Established in 1980, Pampered Chef is a manufacturer and supplier of kitchen accessories designed to make cooking easier without breaking the bank. Customers can shop for baking pans, skillets, blenders, slow cookers, seasonings, or dinnerware on the company's website or reach out to local consultants. You can even become a consultant yourself and host catalog parties, fundraisers, or other events.

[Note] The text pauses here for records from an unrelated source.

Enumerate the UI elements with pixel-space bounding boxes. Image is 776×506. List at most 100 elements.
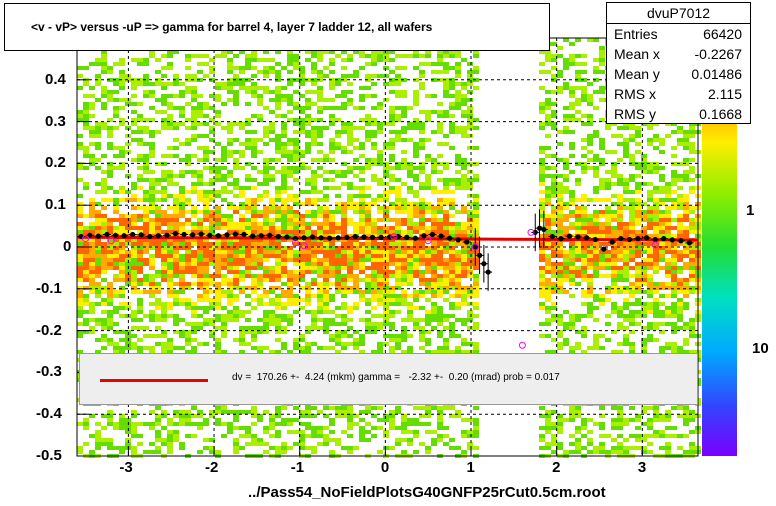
- density-cell: [299, 82, 305, 86]
- density-cell: [173, 122, 179, 126]
- density-cell: [377, 286, 383, 290]
- density-cell: [149, 286, 155, 290]
- density-cell: [269, 446, 275, 450]
- density-cell: [419, 258, 425, 262]
- density-cell: [83, 442, 89, 446]
- density-cell: [89, 318, 95, 322]
- density-cell: [455, 130, 461, 134]
- density-cell: [395, 90, 401, 94]
- density-cell: [587, 118, 593, 122]
- density-cell: [227, 290, 233, 294]
- density-cell: [563, 278, 569, 282]
- density-cell: [95, 254, 101, 258]
- density-cell: [401, 438, 407, 442]
- density-cell: [227, 222, 233, 226]
- density-cell: [311, 126, 317, 130]
- density-cell: [419, 294, 425, 298]
- density-cell: [101, 302, 107, 306]
- density-cell: [305, 282, 311, 286]
- density-cell: [575, 222, 581, 226]
- density-cell: [377, 254, 383, 258]
- density-cell: [107, 258, 113, 262]
- density-cell: [563, 218, 569, 222]
- density-cell: [455, 182, 461, 186]
- density-cell: [587, 306, 593, 310]
- density-cell: [425, 406, 431, 410]
- density-cell: [377, 198, 383, 202]
- density-cell: [89, 286, 95, 290]
- density-cell: [329, 98, 335, 102]
- density-cell: [449, 438, 455, 442]
- density-cell: [635, 234, 641, 238]
- density-cell: [347, 102, 353, 106]
- density-cell: [179, 422, 185, 426]
- density-cell: [77, 250, 83, 254]
- density-cell: [227, 266, 233, 270]
- density-cell: [287, 50, 293, 54]
- density-cell: [419, 62, 425, 66]
- density-cell: [107, 414, 113, 418]
- density-cell: [191, 238, 197, 242]
- density-cell: [107, 290, 113, 294]
- density-cell: [551, 110, 557, 114]
- density-cell: [191, 118, 197, 122]
- density-cell: [539, 446, 545, 450]
- density-cell: [557, 342, 563, 346]
- density-cell: [575, 110, 581, 114]
- density-cell: [539, 206, 545, 210]
- density-cell: [377, 158, 383, 162]
- density-cell: [107, 318, 113, 322]
- density-cell: [461, 206, 467, 210]
- density-cell: [311, 270, 317, 274]
- density-cell: [581, 114, 587, 118]
- density-cell: [377, 150, 383, 154]
- density-cell: [443, 190, 449, 194]
- density-cell: [467, 286, 473, 290]
- density-cell: [317, 302, 323, 306]
- density-cell: [419, 142, 425, 146]
- density-cell: [119, 118, 125, 122]
- density-cell: [137, 422, 143, 426]
- density-cell: [539, 214, 545, 218]
- density-cell: [101, 246, 107, 250]
- density-cell: [119, 446, 125, 450]
- density-cell: [605, 126, 611, 130]
- density-cell: [191, 434, 197, 438]
- density-cell: [191, 114, 197, 118]
- density-cell: [449, 242, 455, 246]
- density-cell: [425, 178, 431, 182]
- density-cell: [167, 430, 173, 434]
- density-cell: [251, 298, 257, 302]
- density-cell: [173, 126, 179, 130]
- density-cell: [287, 170, 293, 174]
- density-cell: [305, 118, 311, 122]
- density-cell: [317, 290, 323, 294]
- density-cell: [647, 190, 653, 194]
- density-cell: [623, 186, 629, 190]
- density-cell: [557, 418, 563, 422]
- density-cell: [575, 250, 581, 254]
- density-cell: [473, 426, 479, 430]
- density-cell: [287, 62, 293, 66]
- density-cell: [305, 350, 311, 354]
- density-cell: [563, 202, 569, 206]
- density-cell: [257, 138, 263, 142]
- density-cell: [371, 146, 377, 150]
- density-cell: [419, 214, 425, 218]
- density-cell: [149, 246, 155, 250]
- density-cell: [413, 318, 419, 322]
- density-cell: [605, 226, 611, 230]
- density-cell: [425, 414, 431, 418]
- density-cell: [293, 198, 299, 202]
- density-cell: [581, 294, 587, 298]
- density-cell: [455, 266, 461, 270]
- density-cell: [251, 434, 257, 438]
- density-cell: [407, 302, 413, 306]
- density-cell: [281, 86, 287, 90]
- density-cell: [563, 174, 569, 178]
- density-cell: [563, 178, 569, 182]
- density-cell: [227, 286, 233, 290]
- density-cell: [245, 102, 251, 106]
- density-cell: [407, 262, 413, 266]
- density-cell: [317, 298, 323, 302]
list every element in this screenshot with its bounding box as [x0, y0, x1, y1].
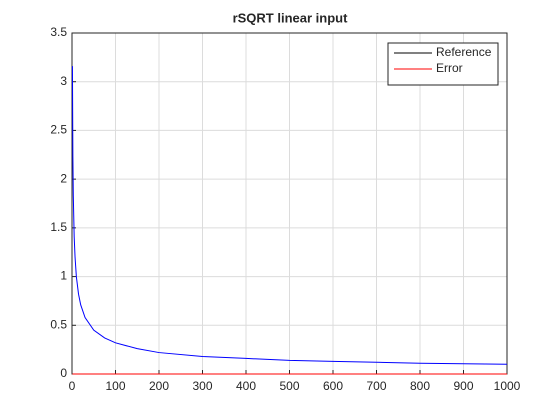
- x-tick-label: 200: [149, 379, 169, 393]
- y-tick-label: 3: [60, 74, 67, 88]
- x-tick-label: 900: [453, 379, 473, 393]
- x-tick-label: 0: [69, 379, 76, 393]
- chart-title: rSQRT linear input: [233, 10, 349, 25]
- legend-box: [387, 42, 499, 86]
- y-tick-label: 1.5: [50, 220, 67, 234]
- y-tick-label: 2.5: [50, 123, 67, 137]
- y-tick-label: 0.5: [50, 317, 67, 331]
- y-tick-label: 2: [60, 171, 67, 185]
- x-tick-label: 800: [410, 379, 430, 393]
- x-tick-label: 300: [192, 379, 212, 393]
- x-tick-label: 600: [323, 379, 343, 393]
- y-tick-label: 1: [60, 269, 67, 283]
- y-tick-label: 0: [60, 366, 67, 380]
- legend-label: Reference: [436, 45, 492, 59]
- x-tick-label: 500: [279, 379, 299, 393]
- y-tick-label: 3.5: [50, 25, 67, 39]
- x-tick-label: 1000: [494, 379, 521, 393]
- x-tick-label: 400: [236, 379, 256, 393]
- x-tick-label: 100: [105, 379, 125, 393]
- series-line: [71, 66, 508, 365]
- legend-label: Error: [436, 61, 463, 75]
- x-tick-label: 700: [366, 379, 386, 393]
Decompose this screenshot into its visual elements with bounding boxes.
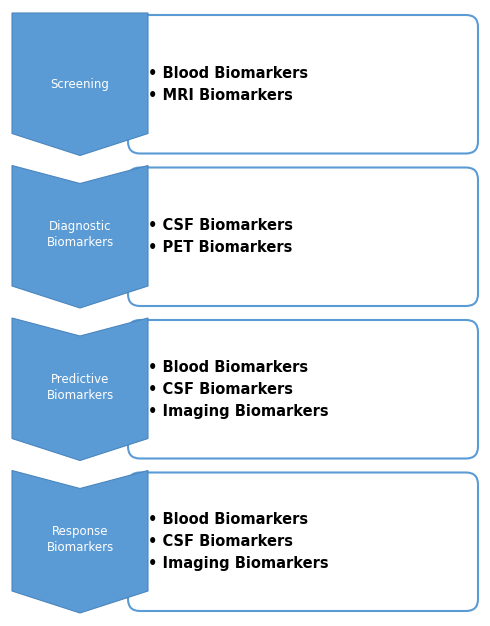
Polygon shape: [12, 13, 148, 155]
Text: Predictive
Biomarkers: Predictive Biomarkers: [47, 372, 114, 402]
FancyBboxPatch shape: [128, 168, 478, 306]
Text: Diagnostic
Biomarkers: Diagnostic Biomarkers: [47, 220, 114, 249]
FancyBboxPatch shape: [128, 473, 478, 611]
Text: • Imaging Biomarkers: • Imaging Biomarkers: [148, 557, 329, 572]
Text: Response
Biomarkers: Response Biomarkers: [47, 525, 114, 554]
Text: • MRI Biomarkers: • MRI Biomarkers: [148, 88, 293, 103]
Polygon shape: [12, 471, 148, 613]
Text: Screening: Screening: [50, 78, 109, 91]
Text: • CSF Biomarkers: • CSF Biomarkers: [148, 218, 293, 233]
Text: • Blood Biomarkers: • Blood Biomarkers: [148, 66, 308, 81]
FancyBboxPatch shape: [128, 15, 478, 153]
Text: • Blood Biomarkers: • Blood Biomarkers: [148, 360, 308, 375]
Text: • Imaging Biomarkers: • Imaging Biomarkers: [148, 404, 329, 419]
Text: • CSF Biomarkers: • CSF Biomarkers: [148, 534, 293, 549]
Text: • PET Biomarkers: • PET Biomarkers: [148, 240, 293, 255]
Text: • Blood Biomarkers: • Blood Biomarkers: [148, 512, 308, 527]
Polygon shape: [12, 165, 148, 308]
Polygon shape: [12, 318, 148, 461]
Text: • CSF Biomarkers: • CSF Biomarkers: [148, 382, 293, 397]
FancyBboxPatch shape: [128, 320, 478, 458]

Independent consultants, or hosts, earn a 20-33% commission per sale, says Pampered Chef. Depending on their performance, they may also qualify for rewards, freebies, and trips. After registration, you must purchase a starter kit and meet a minimum sales quota. The cheapest starter kit is $79 and contains basic kitchen tools, including a pan, garlic press, salad chopper, and spices. Unlike Avon, Herbalife, and other similar companies, Pampered Chef has no inventory requirements. This means you don't need to order all sorts of kitchen gadgets and store them at home while waiting for customers to roll in. When someone decides to buy from you, their order is shipped directly from the company's warehouse. 

The company had more than 40,000 consultants in 2018, according to Bon Appétit. But is Pampered Chef an MLM? Should you jump on the bandwagon and become a host? Let's find out. 

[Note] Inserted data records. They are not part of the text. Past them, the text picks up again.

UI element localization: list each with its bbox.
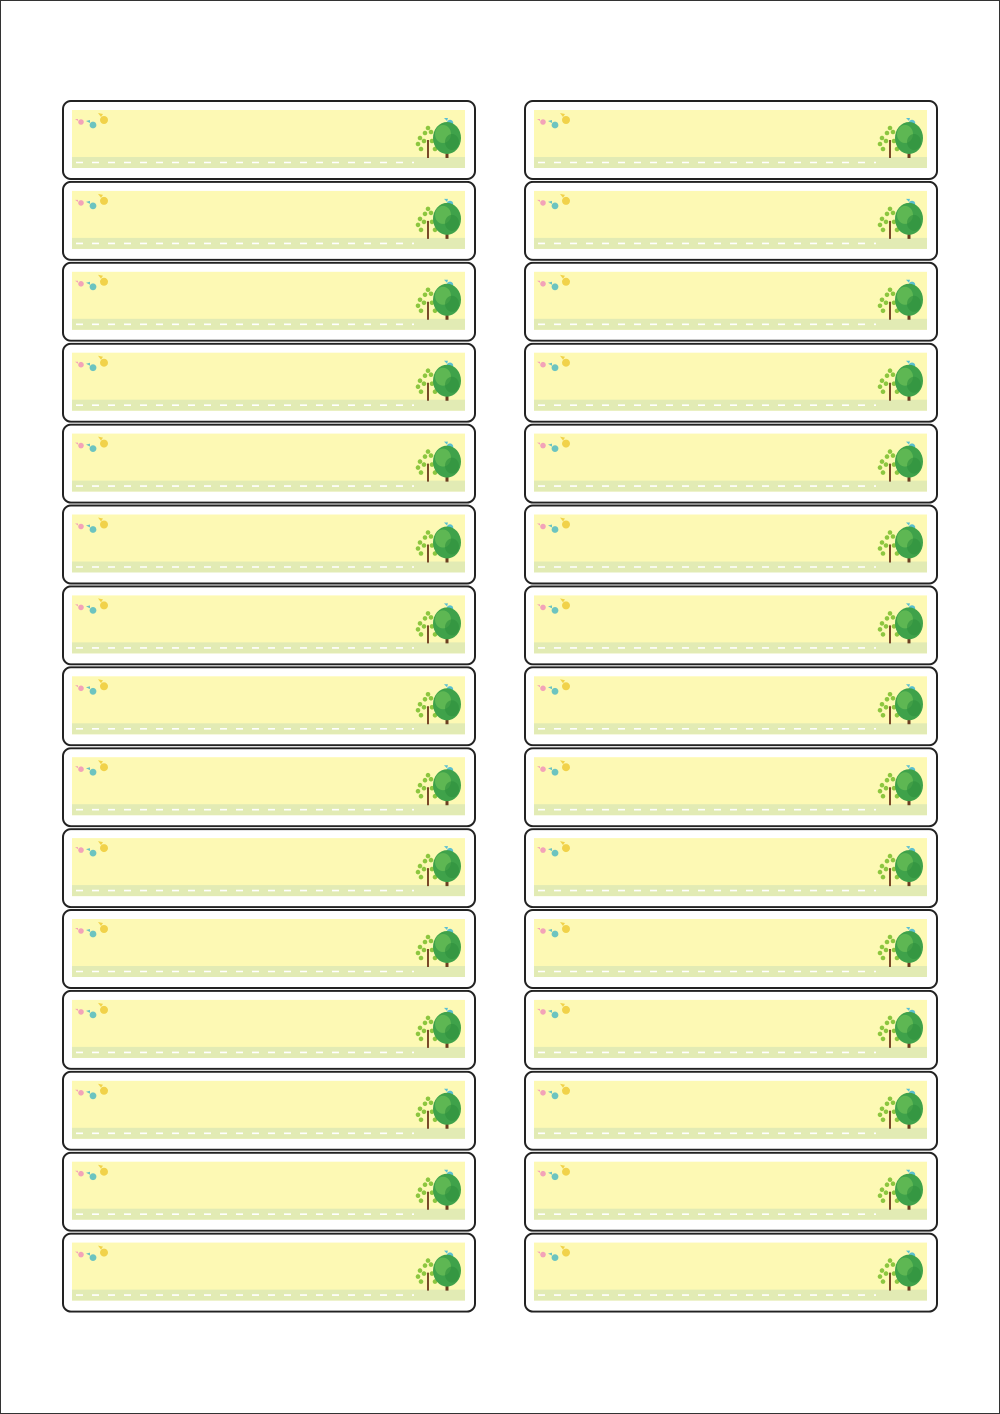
blank-label bbox=[524, 423, 938, 504]
blank-label bbox=[62, 100, 476, 180]
blank-label bbox=[524, 504, 938, 585]
blank-label bbox=[524, 1070, 938, 1151]
blank-label bbox=[62, 585, 476, 666]
blank-label bbox=[62, 828, 476, 909]
blank-label bbox=[62, 1232, 476, 1313]
blank-label bbox=[62, 747, 476, 828]
blank-label bbox=[62, 989, 476, 1070]
blank-label bbox=[524, 989, 938, 1070]
blank-label bbox=[524, 100, 938, 180]
blank-label bbox=[524, 585, 938, 666]
blank-label bbox=[524, 666, 938, 747]
blank-label bbox=[62, 1151, 476, 1232]
blank-label bbox=[524, 1232, 938, 1313]
blank-label bbox=[62, 909, 476, 989]
blank-label bbox=[62, 1070, 476, 1151]
blank-label bbox=[62, 423, 476, 504]
blank-label bbox=[62, 666, 476, 747]
blank-label bbox=[524, 747, 938, 828]
blank-label bbox=[62, 180, 476, 261]
blank-label bbox=[524, 909, 938, 989]
blank-label bbox=[62, 342, 476, 423]
blank-label bbox=[524, 828, 938, 909]
blank-label bbox=[524, 342, 938, 423]
blank-label bbox=[524, 180, 938, 261]
blank-label bbox=[524, 261, 938, 342]
blank-label bbox=[62, 504, 476, 585]
blank-label bbox=[524, 1151, 938, 1232]
blank-label bbox=[62, 261, 476, 342]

What is the business model behind Pampered Chef?

Herbalife, Rodan + Fields, Younique, and other multilevel marketing (MLM) companies generate revenue by selling directly to customers. Most of them don't have physical stores — instead, they market their products and services through independent consultants. "MLM distributors earn money from selling products to people they know, commissions from each person they recruit to the company and commissions from the sales and recruits generated from their own recruits, continuing down multiple levels," explains Christine Alemany, the CEO at Trailblaze Growth Advisors (via Forbes).

Pampered Chef pays sales commissions and bonuses based on recruiting volume, so it fits the definition of an MLM. But that's not necessarily a bad thing. The Federal Trade Commission explains that MLM distributors can earn more or less, depending on sales volume and the number of people on their downline. Unfortunately, most consultants make little money or end up losing their investment. Only 25% make a profit, reports AARP.

As a Pampered Chef consultant, you'll get your own website where you can list and sell your products. This service is free for 90 days — after that, you have to pay $12 per month. The company also provides training resources and support, but it's up to you to identify potential buyers and close the deal. If you have business acumen and passion for cooking, then it might be worth joining Pampered Chef — although it's an MLM. Just make sure you have realistic expectations.